The Mark Strand Theatre located at Broadway and 47th Street, in the heart of Manhattan’s Theater District, was the creation of Mitchell L. Mark, who began his motion-picture career as a producer but later became an exhibitor. Before 1914, motion-picture exhibitors had generally showcased their offerings behind modest storefronts, dubbed “nickelodeons” after the original Nickelodeon that opened in Pittsburgh in 1905. By contrast, the Mark Strand Theatre--later known simply as the Strand--was the first of the so-called “dream palaces,” called as such for their impressive size and luxuriously appointed interiors. The Strand seated around 3,000 people and boasted a second-floor viewing balcony and (in an architectural innovation at the time) a two-story rotunda where moviegoers could socialize before and after the presentation and during intermission.

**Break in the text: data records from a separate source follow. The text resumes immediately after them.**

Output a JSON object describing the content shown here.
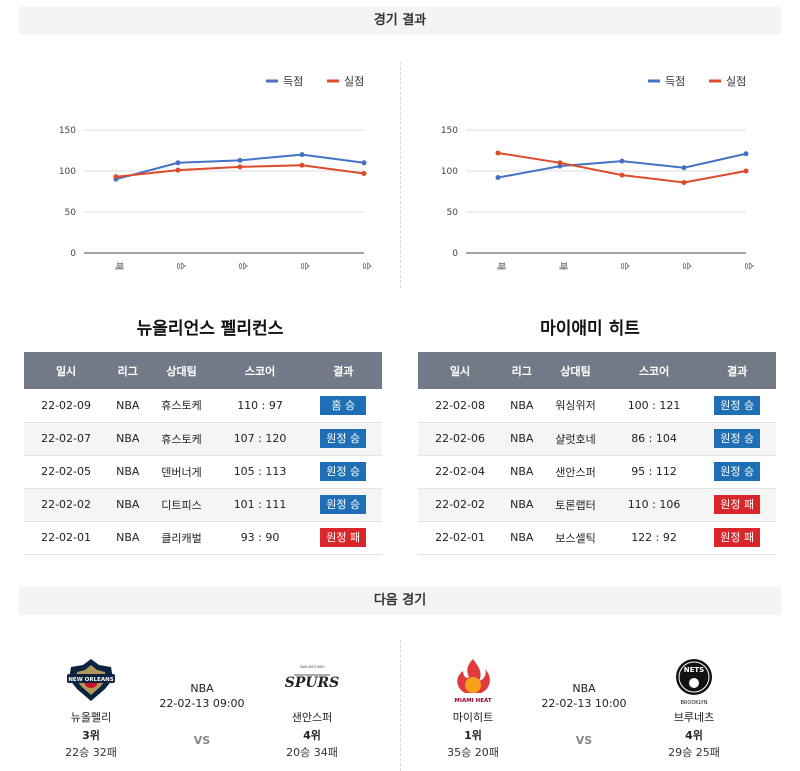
{
  "sections": {
    "results": "경기 결과",
    "next": "다음 경기"
  },
  "chart_legend": {
    "scored": "득점",
    "conceded": "실점"
  },
  "colors": {
    "scored": "#4472c4",
    "conceded": "#dd4b2b",
    "win": "#1e6fb5",
    "loss": "#d9262a",
    "header": "#737a87"
  },
  "chart_data": [
    {
      "type": "line",
      "categories": [
        "패",
        "승",
        "승",
        "승",
        "승"
      ],
      "series": [
        {
          "name": "득점",
          "values": [
            90,
            110,
            113,
            120,
            110
          ]
        },
        {
          "name": "실점",
          "values": [
            93,
            101,
            105,
            107,
            97
          ]
        }
      ],
      "ylim": [
        0,
        150
      ],
      "yticks": [
        0,
        50,
        100,
        150
      ],
      "legend": "top-right",
      "grid": true
    },
    {
      "type": "line",
      "categories": [
        "패",
        "패",
        "승",
        "승",
        "승"
      ],
      "series": [
        {
          "name": "득점",
          "values": [
            92,
            106,
            112,
            104,
            121
          ]
        },
        {
          "name": "실점",
          "values": [
            122,
            110,
            95,
            86,
            100
          ]
        }
      ],
      "ylim": [
        0,
        150
      ],
      "yticks": [
        0,
        50,
        100,
        150
      ],
      "legend": "top-right",
      "grid": true
    }
  ],
  "teams": [
    {
      "title": "뉴올리언스 펠리컨스",
      "headers": [
        "일시",
        "리그",
        "상대팀",
        "스코어",
        "결과"
      ],
      "rows": [
        {
          "date": "22-02-09",
          "league": "NBA",
          "opponent": "휴스토케",
          "score": "110 : 97",
          "result": "홈 승",
          "win": true
        },
        {
          "date": "22-02-07",
          "league": "NBA",
          "opponent": "휴스토케",
          "score": "107 : 120",
          "result": "원정 승",
          "win": true
        },
        {
          "date": "22-02-05",
          "league": "NBA",
          "opponent": "덴버너게",
          "score": "105 : 113",
          "result": "원정 승",
          "win": true
        },
        {
          "date": "22-02-02",
          "league": "NBA",
          "opponent": "디트피스",
          "score": "101 : 111",
          "result": "원정 승",
          "win": true
        },
        {
          "date": "22-02-01",
          "league": "NBA",
          "opponent": "클리캐벌",
          "score": "93 : 90",
          "result": "원정 패",
          "win": false
        }
      ]
    },
    {
      "title": "마이애미 히트",
      "headers": [
        "일시",
        "리그",
        "상대팀",
        "스코어",
        "결과"
      ],
      "rows": [
        {
          "date": "22-02-08",
          "league": "NBA",
          "opponent": "워싱위저",
          "score": "100 : 121",
          "result": "원정 승",
          "win": true
        },
        {
          "date": "22-02-06",
          "league": "NBA",
          "opponent": "샬럿호네",
          "score": "86 : 104",
          "result": "원정 승",
          "win": true
        },
        {
          "date": "22-02-04",
          "league": "NBA",
          "opponent": "샌안스퍼",
          "score": "95 : 112",
          "result": "원정 승",
          "win": true
        },
        {
          "date": "22-02-02",
          "league": "NBA",
          "opponent": "토론랩터",
          "score": "110 : 106",
          "result": "원정 패",
          "win": false
        },
        {
          "date": "22-02-01",
          "league": "NBA",
          "opponent": "보스셀틱",
          "score": "122 : 92",
          "result": "원정 패",
          "win": false
        }
      ]
    }
  ],
  "matches": [
    {
      "league": "NBA",
      "time": "22-02-13 09:00",
      "vs": "VS",
      "home": {
        "name": "뉴올펠리",
        "rank": "3위",
        "record": "22승 32패",
        "logo": "pelicans-logo",
        "logo_text": "NEW ORLEANS"
      },
      "away": {
        "name": "샌안스퍼",
        "rank": "4위",
        "record": "20승 34패",
        "logo": "spurs-logo",
        "logo_text": "SPURS"
      }
    },
    {
      "league": "NBA",
      "time": "22-02-13 10:00",
      "vs": "VS",
      "home": {
        "name": "마이히트",
        "rank": "1위",
        "record": "35승 20패",
        "logo": "heat-logo",
        "logo_text": "MIAMI HEAT"
      },
      "away": {
        "name": "브루네츠",
        "rank": "4위",
        "record": "29승 25패",
        "logo": "nets-logo",
        "logo_text": "NETS"
      }
    }
  ]
}
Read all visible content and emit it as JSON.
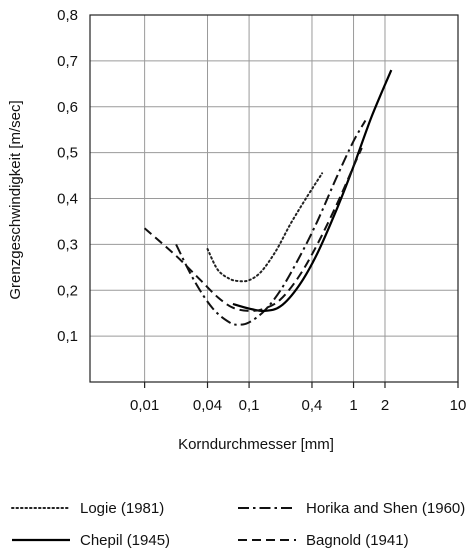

On the night before it debuted to the public, the Mark Strand Theatre held its opening-night gala, which the next day’s newspapers called “a sensation” (according to a 1938 retrospective on the Strand published in the New York Times) In addition to the feature presentation that night--The Spoilers, a drama starring William Farnum--the audience was treated to a performance by the Strand’s concert orchestra; The Neapolitan Incident, which the program called “a collaboration of the motion picture and song”; songs by the Strand Quartet; and a Keystone comedy short. By 1916, the number of movie palaces in the United States had topped 21,000. Instead of a program of short films, these theaters would show a full-length feature presentation in order to charge patrons premium prices. The movie-palace boom (and the corresponding demise of the nickelodeons) marked the beginning of the rise of the studio system.